La Première Nation Mitchikanibikok Inik intervient pour protéger leur territoire ancestral

logo communiqué 20 avril 2017

Le projet minier proposé par Copper One entraînera la dégradation des terres et la pollution des sources de la Rivière des Outaouais, selon les Mitchikanibikok Inik

OTTAWA et QUÉBEC – La Première Nation Mitchikanibikok Inik demande à la Cour de rejeter l’action de la société minière visant à permettre la foresterie et l’exploration minière sur leur territoire non cédé.

 « La Première Nation Mitchikanibikok Inik a un droit constitutionnel d’être consultée et accommodée », a dit l’avocat d’Ecojustice, Joshua Ginsberg. « L’action intentée par Copper One est une tentative de forcer une approbation réglementaire en ignorant les droits des Mitchikanibikok Inik. Cette communauté n’a cessé de répéter qu’il ne peut y avoir d’activité minière sur son territoire.  Elle mérite de voir son refus respecté. »

Copper One, une société minière junior, a déposé une demande en mandamus visant à forcer le gouvernement québécois à accorder un « permis de déboisement » qui permettrait de commencer les activités d’exploration minière sur le territoire traditionnel des Mitchikanibikok Inik  (aussi appelés les Algonquins du Lac Barrière).
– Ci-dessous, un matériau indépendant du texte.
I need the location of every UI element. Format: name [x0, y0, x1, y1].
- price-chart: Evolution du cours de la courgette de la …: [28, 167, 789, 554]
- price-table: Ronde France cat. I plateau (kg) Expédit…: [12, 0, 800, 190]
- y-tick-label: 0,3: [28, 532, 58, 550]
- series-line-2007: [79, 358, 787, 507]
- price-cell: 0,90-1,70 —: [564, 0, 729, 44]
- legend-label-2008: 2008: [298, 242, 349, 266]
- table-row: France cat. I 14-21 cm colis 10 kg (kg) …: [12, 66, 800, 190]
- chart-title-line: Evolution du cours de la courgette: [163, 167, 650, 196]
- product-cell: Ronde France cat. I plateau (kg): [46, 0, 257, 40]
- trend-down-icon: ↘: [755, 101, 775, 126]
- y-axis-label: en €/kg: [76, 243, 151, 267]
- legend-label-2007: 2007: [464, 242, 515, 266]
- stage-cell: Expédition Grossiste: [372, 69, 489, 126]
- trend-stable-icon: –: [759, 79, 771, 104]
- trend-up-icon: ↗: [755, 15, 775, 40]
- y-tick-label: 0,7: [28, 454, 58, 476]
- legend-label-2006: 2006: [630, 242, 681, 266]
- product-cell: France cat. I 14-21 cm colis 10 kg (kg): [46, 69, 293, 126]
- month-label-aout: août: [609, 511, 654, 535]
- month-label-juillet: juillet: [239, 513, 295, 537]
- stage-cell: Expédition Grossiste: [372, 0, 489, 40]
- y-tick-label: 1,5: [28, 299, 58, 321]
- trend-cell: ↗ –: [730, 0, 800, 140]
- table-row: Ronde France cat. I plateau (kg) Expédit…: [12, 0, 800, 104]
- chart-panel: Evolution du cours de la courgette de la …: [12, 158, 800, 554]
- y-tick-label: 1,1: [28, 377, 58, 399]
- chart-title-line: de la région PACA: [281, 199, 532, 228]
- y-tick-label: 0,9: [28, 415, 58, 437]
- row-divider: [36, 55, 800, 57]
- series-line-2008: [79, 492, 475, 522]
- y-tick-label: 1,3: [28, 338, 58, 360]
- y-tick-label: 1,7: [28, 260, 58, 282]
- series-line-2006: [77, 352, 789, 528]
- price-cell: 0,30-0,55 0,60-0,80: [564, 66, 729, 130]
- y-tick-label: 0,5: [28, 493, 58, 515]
Des avocats d’Ecojustice, avec l’aide d’avocats du Centre québécois du droit de l’environnement (CQDE), représenteront les Mitchikanibikok Inik à titre d’intervenants dans la cause intentée par Copper One contre le gouvernement québécois.

« Nous avons dit à plusieurs reprises qu’il ne peut y avoir d’activité minière dans notre territoire. Nous ne laisserons pas Copper One, ou toute autre société minière, mettre en péril notre mode de vie. Non, c’est non », a dit Norman Matchewan de la Première Nation Mitchikanibikok Inik.

Les territoires ancestraux des Mitchikanibikok Inik comprennent plusieurs sites importants pour l’écologie, la culture et la survie de la communauté, incluant : des lieux des sépultures et des sites cérémoniaux et patrimoniaux, ainsi que des lieux occupés; des habitats de frai de poissons, des habitats d’ours et d’aigles, et des lieux de chasse d’orignal, de cueillette de plantes médicinales et de récolte de bois.

« Le Centre québécois du droit de l’environnement est heureux de collaborer dans une cause qui concerne autant le droit autochtone que le droit de l’environnement et que nous considérons comme étant foncièrement juste » a dit l’avocat du CQDE, Marc Bishai.

En 1991, les Mitchikanibikok Inik ont signé une entente trilatérale avec les gouvernements du Canada et du Québec pour établir un système de développement durable sur plus de 10 000 kilomètres carrés de leur territoire ancestral. Des négociations quant à la mise en œuvre de cette entente sont en cours.

Depuis 2011, le gouvernement du Québec applique un moratoire sur les activités minières dans la région, sauf durant une brève période quand il a levé le moratoire sans consultation préalable des Mitchikkanibikok Inik, laissant ainsi Copper One procéder à l’exploration minière. En février 2017, le gouvernement du Québec a rétabli le moratoire, mais seulement jusqu’en juillet.